What is Scanlation?

This section is created to help those who are wondering just how scanlations are made, and to correct those who have been misinformed of the process.

The following pages will go over the steps involved in completing a scanlation project from beginning to end. This is not precisely how things work in Be With You Scans or other groups, but a general guide. If there are multiple popular ways to do a certain step, it will be noted.

Terms

Raw
When a manga has just been scanned, it is called a raw. A raw is the manga still in its language. Ideally, raws are in Japanese, but there could also be Chinese raws, Korean raws, or even French raws. Scanning English raws is very rare and more illegal than usual.
HQ and LQ
This usually refers to where the scans came from. LQ (low quality) is when the manga has been scanned from the magazine; for example, Naruto runs in Shounen Jump magazine one chapter a week, and is then later released in volumes containing several chapters. Magazine scans are usually the ones with crappy midtones and lots of 'dust' on black areas. Many groups will wait for the volumes to come out so they can scan that instead. Here in Be With You Scans, we bring you the latest Tsubasa in LQ magazine releases and later follow up with a HQ (high quality) volume scan release (the re-edits). LQ scans are typically more frustrating difficult to edit, but there can be a wide range of differences in editing HQ and LQ. Some editors who specialize in one may find it difficult to switch to the other.
Redrawing
You've all seen those double pagers in manga. Many people think it just comes like that. NO. No matter how well scanned the pages were, double pagers always turn out to have a gap between then when you try to piece them together. The gap could be 1 cm or wider. In these cases, the editor has to manually redraw and clone the space in, so that when they are finished it looks like one complete, seamless image. You also need to redraw when the artist placed Japanese text directly on the image; you need to take the text out, redraw it, and place English text on top. Often this is the hardest part of editing, and comes with practise.

Outline of the Process

Once a scanlation group has settled on what title to work on with a new project, or is ready to work on the next section (chapter or volume) of an existing project, the hard work of scanlation begins.
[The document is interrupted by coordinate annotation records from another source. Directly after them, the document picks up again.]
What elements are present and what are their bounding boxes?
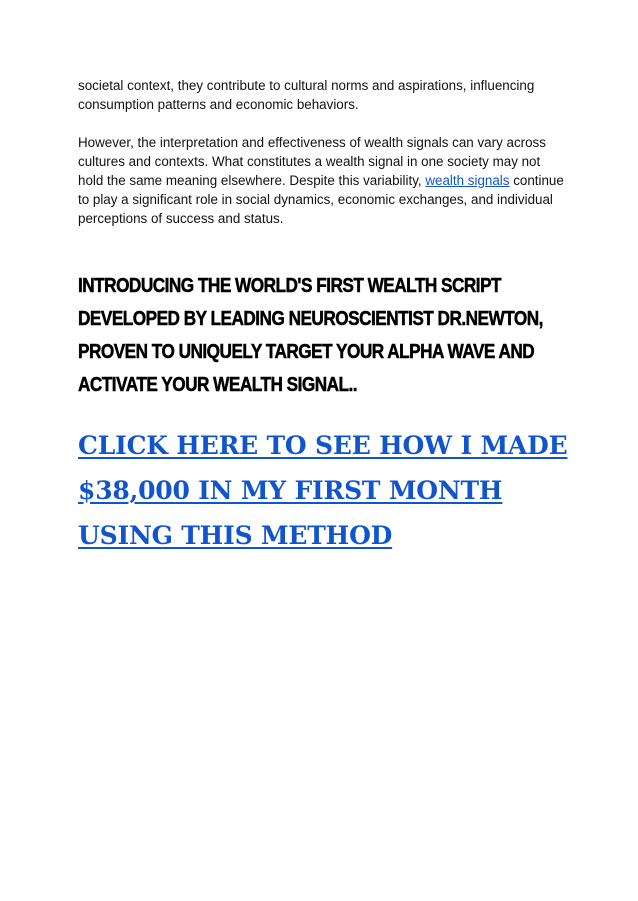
paragraph-2-text-before-link: However, the interpretation and effectiveness of wealth signals can vary across cultures and contexts. What constitutes a wealth signal in one society may not hold the same meaning elsewhere. Despite this variability, [78,135,546,188]
promo-headline: INTRODUCING THE WORLD'S FIRST WEALTH SCRIPT DEVELOPED BY LEADING NEUROSCIENTIST DR.NEWTON, PROVEN TO UNIQUELY TARGET YOUR ALPHA WAVE AND ACTIVATE YOUR WEALTH SIGNAL.. [78,275,543,396]
body-paragraph-1: societal context, they contribute to cultural norms and aspirations, influencing consumption patterns and economic behaviors. [78,78,535,112]
page-content [78,76,568,558]
wealth-signals-link[interactable]: wealth signals [425,173,510,188]
paragraph-2-text-after-link: continue to play a significant role in social dynamics, economic exchanges, and individual perceptions of success and status. [78,173,564,226]
body-paragraph-2 [78,133,568,228]
cta-link[interactable]: CLICK HERE TO SEE HOW I MADE $38,000 IN MY FIRST MONTH USING THIS METHOD [78,431,568,550]
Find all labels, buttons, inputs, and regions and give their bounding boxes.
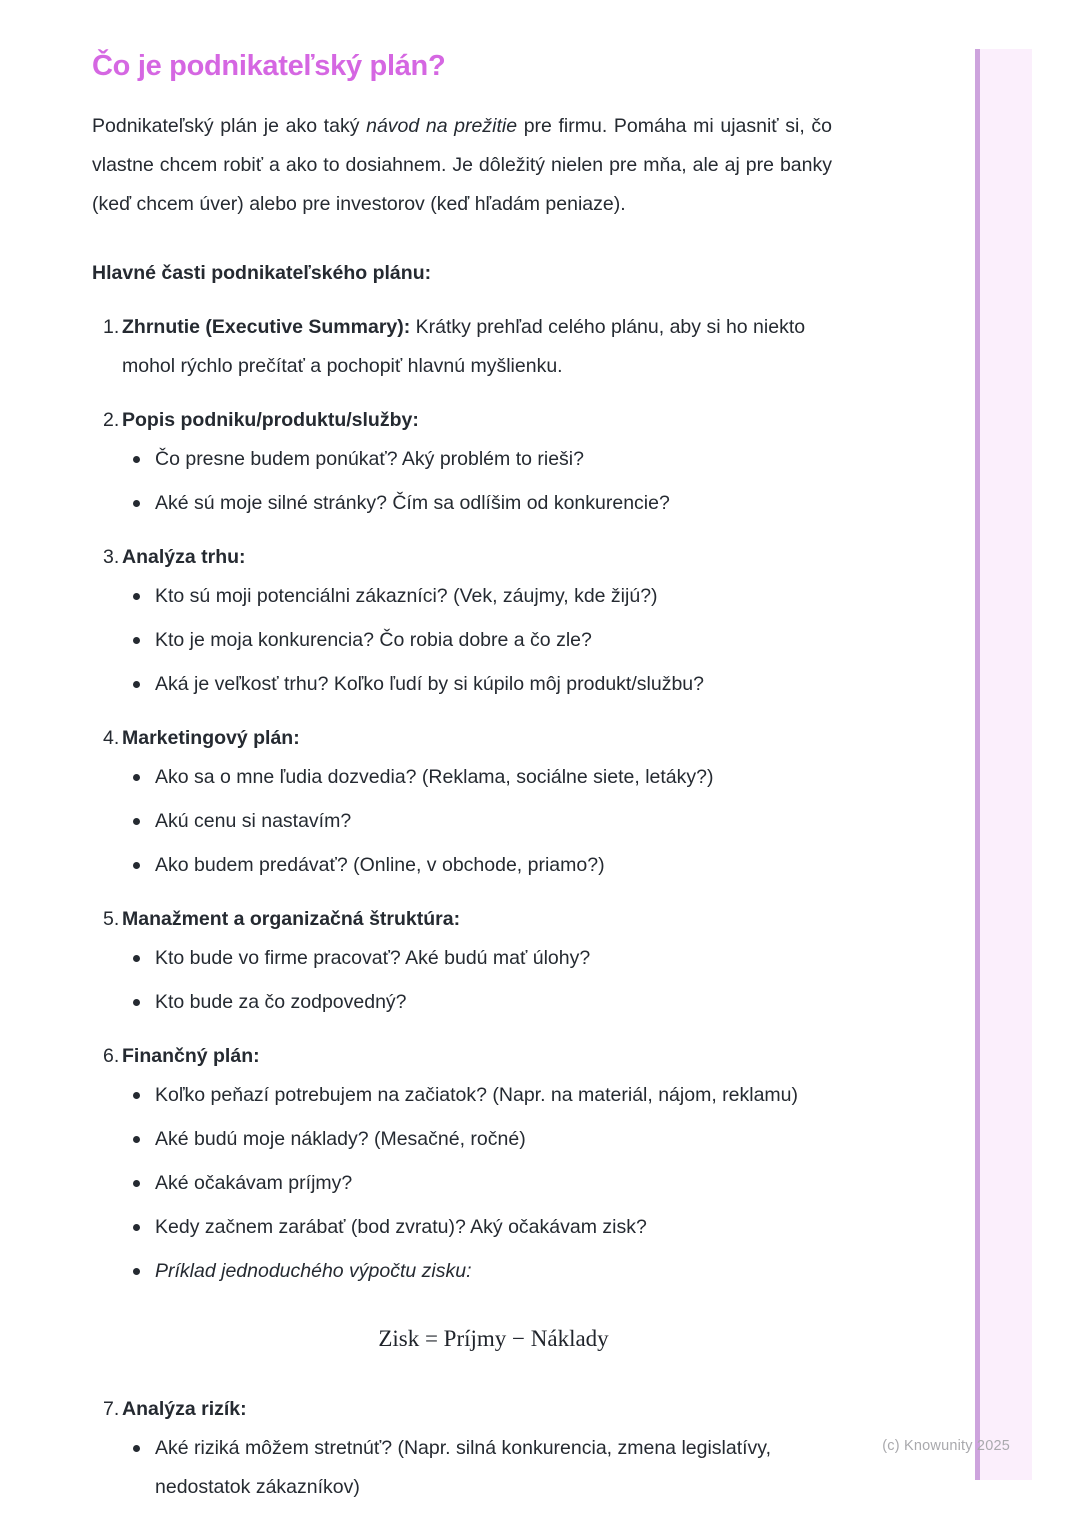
bullet-icon <box>133 1445 140 1452</box>
bullet-text: Ako sa o mne ľudia dozvedia? (Reklama, sociálne siete, letáky?) <box>155 766 714 788</box>
bullet-text: Kto je moja konkurencia? Čo robia dobre a čo zle? <box>155 629 592 651</box>
item-number: 3. <box>103 546 120 568</box>
bullet-text: Aké riziká môžem stretnúť? (Napr. silná konkurencia, zmena legislatívy, nedostatok zákazníkov) <box>155 1437 772 1498</box>
item-title: Popis podniku/produktu/služby: <box>122 409 419 431</box>
list-item-popis <box>92 401 832 523</box>
intro-text-part1: Podnikateľský plán je ako taký <box>92 115 360 137</box>
bullet-text: Príklad jednoduchého výpočtu zisku: <box>155 1260 472 1282</box>
bullet-item <box>92 1429 832 1507</box>
bullet-text: Aká je veľkosť trhu? Koľko ľudí by si kúpilo môj produkt/službu? <box>155 673 704 695</box>
bullet-icon <box>133 774 140 781</box>
bullet-icon <box>133 500 140 507</box>
bullet-icon <box>133 593 140 600</box>
item-number: 4. <box>103 727 120 749</box>
bullet-text: Kto sú moji potenciálni zákazníci? (Vek, záujmy, kde žijú?) <box>155 585 658 607</box>
bullet-icon <box>133 955 140 962</box>
bullet-icon <box>133 1180 140 1187</box>
bullet-item <box>92 440 832 479</box>
bullet-icon <box>133 999 140 1006</box>
list-item-zhrnutie <box>92 308 832 386</box>
bullet-text: Čo presne budem ponúkať? Aký problém to rieši? <box>155 448 584 470</box>
bullet-icon <box>133 1224 140 1231</box>
bullet-item <box>92 758 832 797</box>
bullet-text: Kto bude vo firme pracovať? Aké budú mať úlohy? <box>155 947 591 969</box>
page-title: Čo je podnikateľský plán? <box>92 50 446 82</box>
bullet-item-example <box>92 1252 832 1291</box>
bullet-item <box>92 1076 832 1115</box>
list-item-financny-plan <box>92 1037 832 1358</box>
bullet-text: Aké sú moje silné stránky? Čím sa odlíšim od konkurencie? <box>155 492 670 514</box>
bullet-item <box>92 802 832 841</box>
bullet-icon <box>133 818 140 825</box>
list-item-analyza-trhu <box>92 538 832 704</box>
bullet-item <box>92 846 832 885</box>
list-item-marketingovy-plan <box>92 719 832 885</box>
profit-formula: Zisk = Príjmy − Náklady <box>378 1326 609 1351</box>
bullet-icon <box>133 681 140 688</box>
bullet-text: Koľko peňazí potrebujem na začiatok? (Napr. na materiál, nájom, reklamu) <box>155 1084 799 1106</box>
document-page <box>92 50 832 1507</box>
bullet-icon <box>133 1136 140 1143</box>
bullet-icon <box>133 1092 140 1099</box>
bullet-item <box>92 577 832 616</box>
bullet-item <box>92 1208 832 1247</box>
bullet-item <box>92 665 832 704</box>
bullet-item <box>92 983 832 1022</box>
bullet-icon <box>133 637 140 644</box>
bullet-item <box>92 1164 832 1203</box>
item-number: 7. <box>103 1398 120 1420</box>
bullet-text: Ako budem predávať? (Online, v obchode, priamo?) <box>155 854 605 876</box>
bullet-item <box>92 484 832 523</box>
bullet-icon <box>133 862 140 869</box>
item-title: Analýza rizík: <box>122 1398 247 1420</box>
bullet-text: Aké očakávam príjmy? <box>155 1172 353 1194</box>
watermark: (c) Knowunity 2025 <box>882 1438 1010 1454</box>
bullet-text: Kedy začnem zarábať (bod zvratu)? Aký očakávam zisk? <box>155 1216 647 1238</box>
intro-text-part2: pre firmu. Pomáha mi ujasniť si, čo vlastne chcem robiť a ako to dosiahnem. Je dôležitý nielen pre mňa, ale aj pre banky (keď chcem úver) alebo pre investorov (keď hľadám peniaze). <box>92 115 832 215</box>
item-number: 6. <box>103 1045 120 1067</box>
item-number: 5. <box>103 908 120 930</box>
intro-text-italic: návod na prežitie <box>366 115 518 137</box>
item-text: Krátky prehľad celého plánu, aby si ho niekto mohol rýchlo prečítať a pochopiť hlavnú myšlienku. <box>122 316 806 377</box>
bullet-icon <box>133 456 140 463</box>
bullet-item <box>92 939 832 978</box>
bullet-text: Akú cenu si nastavím? <box>155 810 352 832</box>
item-title: Finančný plán: <box>122 1045 260 1067</box>
bullet-item <box>92 621 832 660</box>
list-item-analyza-rizik <box>92 1390 832 1507</box>
list-item-manazment <box>92 900 832 1022</box>
section-heading: Hlavné časti podnikateľského plánu: <box>92 262 432 284</box>
bullet-text: Kto bude za čo zodpovedný? <box>155 991 407 1013</box>
intro-paragraph <box>92 107 832 224</box>
item-number: 2. <box>103 409 120 431</box>
item-title: Zhrnutie (Executive Summary): <box>122 316 411 338</box>
bullet-item <box>92 1120 832 1159</box>
plan-list <box>92 308 832 1507</box>
decorative-side-bar <box>975 49 1032 1480</box>
item-title: Manažment a organizačná štruktúra: <box>122 908 461 930</box>
item-title: Analýza trhu: <box>122 546 246 568</box>
bullet-icon <box>133 1268 140 1275</box>
bullet-text: Aké budú moje náklady? (Mesačné, ročné) <box>155 1128 526 1150</box>
item-number: 1. <box>103 316 120 338</box>
item-title: Marketingový plán: <box>122 727 300 749</box>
The general steps for the creation of a scanlated manga are:

  1. Scanning
  2. Translation
  3. Cleanup and Editing
  4. Quality Check
  5. Packaging and Release

To ease the workload of those participating in the process, each member of the team is focused on a single one of the above steps. This allows volunteers to contribute to the best of their abilities and avoids any one person from having to learn all the steps in-depth.

Next: Step 1 - Scanning

The Process

  1. Ideally, the scanner buys a hard copy of the manga. They melt the plastic binding of the volume/magazine with a hairdryer (though I've heard rumors of a microwave) so that the pages come out as unadulterated as possible, and then scan each page with a very nice scanner. However, it is more common that the group finds the manga online (there exist many places where you can download a raw of the manga that someone else professionally scanned) and use this instead. The now-digital copy, or the raw, gets sent to the translator.
  2. The translator translates the manga. Again, ideally the translator is Japanese-English, but Chinese-English translators are much more common. The translation gets sent to the proofreader, who checks the accuracy/grammar as well as consistency/flow of the script. This is NOT merely finding spelling/grammar errors, as many people seem to think. The completed script is sent to the editor. CLICK HERE FOR MORE INFORMATION
  3. The editor cleans the raw up. They make sure the areas that are supposed to be black are black, and the areas that are supposed to be white, white (they usually scan in as varying shades of gray). They take out the Japanese text and put in the translated English text. They remove any 'dust' (gray specks on the page that aren't supposed to be there) and if there was text on an image, or if there was a double-pager, they will clone and redraw the page until it looks seamless. All this is almost always done in Adobe Photoshop. The editors may also resize the image or save it in certain formats, so that when everything is done the filesize is smaller for you to download. BWYS recognizes this as the hardest job in the process, because editors frequently need drawing skills to redraw, and it takes practise to be able to clone well. As you can see, unlike your childhood English classes, editing is not proofreading the script. It is graphically fixing the actual manga artwork so that you get an English version of how the author intended you to see their work. Being able to white out Japanese text and paste English text in the bubble is not enough. CLICK HERE TO SEE WHAT THEY DO
  4. The edited manga is sent to the QC, or quality checker. They make sure there are no typos and that the quality of the editing is constistent and flawless enough to uphold the group's reputation. A chapter is almost never ready for release on the first try, so the QC sends the editor a list of things to fix. Eventually the chapter is fit for your downloading.
  5. The finished chapter is sent to the distro; people to put in their fserves, XDCC bots, torrents, this site gets updated, etcetera. You may now leech.